A Detroit Free Press analysis of the pay and compensation of 80 top CEOs at Ford, GM and 12 auto suppliers found their pay averaged $4.2 million in 2006. Total compensation for these executives rose 22 percent from 2005, when the average compensation was $3.5 million.

While Ford’s “The Way Forward” plan announced in 2006 will close 16 plants and eliminate 44,000 workers by 2009, its chief executive Alan Mulally was at the top of the compensation list with a total package of $39.1 million.

Although GM lost $2 billion in 2006 and is closing 12 plants and slashing 34,000 jobs, its chairman Rick Wagoner received $9.6 million in total compensation, a 75 percent pay raise from 2005.

Even more striking are the termination clauses many of the executives have.
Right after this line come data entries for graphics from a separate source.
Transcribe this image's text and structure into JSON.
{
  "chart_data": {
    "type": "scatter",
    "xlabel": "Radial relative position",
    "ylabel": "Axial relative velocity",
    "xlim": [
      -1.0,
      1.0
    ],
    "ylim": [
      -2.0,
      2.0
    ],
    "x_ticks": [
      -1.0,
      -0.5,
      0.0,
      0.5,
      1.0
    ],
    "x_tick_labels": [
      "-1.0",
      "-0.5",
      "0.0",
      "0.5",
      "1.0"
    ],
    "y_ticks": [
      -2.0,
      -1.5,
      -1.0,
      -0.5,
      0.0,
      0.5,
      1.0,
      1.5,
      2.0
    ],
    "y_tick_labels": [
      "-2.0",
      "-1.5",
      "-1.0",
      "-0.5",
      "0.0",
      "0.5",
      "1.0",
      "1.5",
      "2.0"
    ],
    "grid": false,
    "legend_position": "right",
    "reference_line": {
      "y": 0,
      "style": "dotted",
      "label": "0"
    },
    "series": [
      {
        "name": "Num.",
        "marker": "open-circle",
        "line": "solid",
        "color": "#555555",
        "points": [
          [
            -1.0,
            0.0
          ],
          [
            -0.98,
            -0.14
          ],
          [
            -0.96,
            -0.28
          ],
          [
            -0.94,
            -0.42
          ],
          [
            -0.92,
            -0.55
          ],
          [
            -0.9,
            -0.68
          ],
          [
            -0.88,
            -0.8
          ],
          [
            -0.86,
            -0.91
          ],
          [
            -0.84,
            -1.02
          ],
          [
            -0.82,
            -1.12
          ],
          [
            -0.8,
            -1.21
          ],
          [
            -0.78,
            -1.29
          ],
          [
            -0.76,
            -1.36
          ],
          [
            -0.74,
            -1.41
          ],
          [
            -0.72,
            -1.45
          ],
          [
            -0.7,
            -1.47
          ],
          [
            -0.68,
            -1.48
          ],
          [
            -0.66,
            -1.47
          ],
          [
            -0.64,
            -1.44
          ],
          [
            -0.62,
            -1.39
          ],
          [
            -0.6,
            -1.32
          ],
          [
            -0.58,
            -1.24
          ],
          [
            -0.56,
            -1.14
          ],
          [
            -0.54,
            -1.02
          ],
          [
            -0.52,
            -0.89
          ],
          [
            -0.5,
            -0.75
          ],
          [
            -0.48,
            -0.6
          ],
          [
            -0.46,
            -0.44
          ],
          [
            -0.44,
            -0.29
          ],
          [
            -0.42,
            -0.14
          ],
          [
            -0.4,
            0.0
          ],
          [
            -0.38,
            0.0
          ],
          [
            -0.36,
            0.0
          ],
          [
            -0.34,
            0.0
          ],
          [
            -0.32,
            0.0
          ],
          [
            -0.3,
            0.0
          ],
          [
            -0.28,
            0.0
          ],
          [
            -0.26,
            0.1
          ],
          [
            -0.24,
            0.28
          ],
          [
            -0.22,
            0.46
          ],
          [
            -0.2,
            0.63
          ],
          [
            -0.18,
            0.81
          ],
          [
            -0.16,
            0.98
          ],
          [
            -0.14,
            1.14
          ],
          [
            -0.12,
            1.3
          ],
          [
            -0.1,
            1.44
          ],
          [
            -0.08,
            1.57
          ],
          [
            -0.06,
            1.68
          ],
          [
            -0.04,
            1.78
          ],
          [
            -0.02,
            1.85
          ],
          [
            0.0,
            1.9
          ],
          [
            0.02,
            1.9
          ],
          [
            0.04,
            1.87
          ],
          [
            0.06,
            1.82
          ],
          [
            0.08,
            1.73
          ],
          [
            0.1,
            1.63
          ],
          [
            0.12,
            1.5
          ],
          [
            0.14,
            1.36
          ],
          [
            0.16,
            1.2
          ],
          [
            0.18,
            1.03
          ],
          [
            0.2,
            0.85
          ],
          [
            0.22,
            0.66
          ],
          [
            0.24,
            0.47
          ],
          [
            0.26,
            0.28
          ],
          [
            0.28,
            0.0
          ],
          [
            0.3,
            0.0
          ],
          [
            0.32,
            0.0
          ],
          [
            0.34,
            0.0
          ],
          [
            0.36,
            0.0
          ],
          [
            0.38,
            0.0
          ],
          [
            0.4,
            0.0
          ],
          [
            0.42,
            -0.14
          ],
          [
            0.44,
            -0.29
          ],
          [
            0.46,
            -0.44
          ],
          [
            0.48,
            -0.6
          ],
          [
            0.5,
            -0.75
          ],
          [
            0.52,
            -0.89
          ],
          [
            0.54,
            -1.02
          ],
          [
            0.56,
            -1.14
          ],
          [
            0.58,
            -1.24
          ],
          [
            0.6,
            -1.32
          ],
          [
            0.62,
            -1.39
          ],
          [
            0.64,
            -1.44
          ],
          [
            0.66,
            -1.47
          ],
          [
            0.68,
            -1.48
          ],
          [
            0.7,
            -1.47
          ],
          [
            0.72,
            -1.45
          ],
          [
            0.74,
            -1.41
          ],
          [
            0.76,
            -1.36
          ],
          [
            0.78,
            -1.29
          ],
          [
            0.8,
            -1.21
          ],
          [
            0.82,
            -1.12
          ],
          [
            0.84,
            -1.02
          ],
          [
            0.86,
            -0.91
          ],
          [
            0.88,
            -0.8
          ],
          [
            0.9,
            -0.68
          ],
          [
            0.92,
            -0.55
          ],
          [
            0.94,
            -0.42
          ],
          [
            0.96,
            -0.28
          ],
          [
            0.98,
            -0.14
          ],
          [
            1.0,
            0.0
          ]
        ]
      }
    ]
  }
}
While workers receive a pink slip, auto executives get “golden parachutes.” These can vary from $71 million for Federal-Mogul’s Jose Alapont and $56 million for American Axle’s Alexander Cutler to $27 million for Ford’s Mulally and Visteon’s Michael Johnston.

One problem with executive termination clauses is that CEOs are “rewarded” when they lose their job through a change in control of the company — which they can help bring about — thus creating a conflict of interest that can influence them to make deals not in the interest of the company or workers.

UAW President Ron Gettelfinger told the Free Press in a statement: “During a period of plant closings, employment reductions, and other painful changes for workers and communities, it’s fair to ask whether executives are truly adding value in proportion to any compensation increases they have received.”

Come September, the UAW’s contracts with Chrysler, GM and Ford expire. The auto companies have indicated they will be expecting more sacrifices from the workers, which, if agreed to, will only increase the gap between executive and worker pay.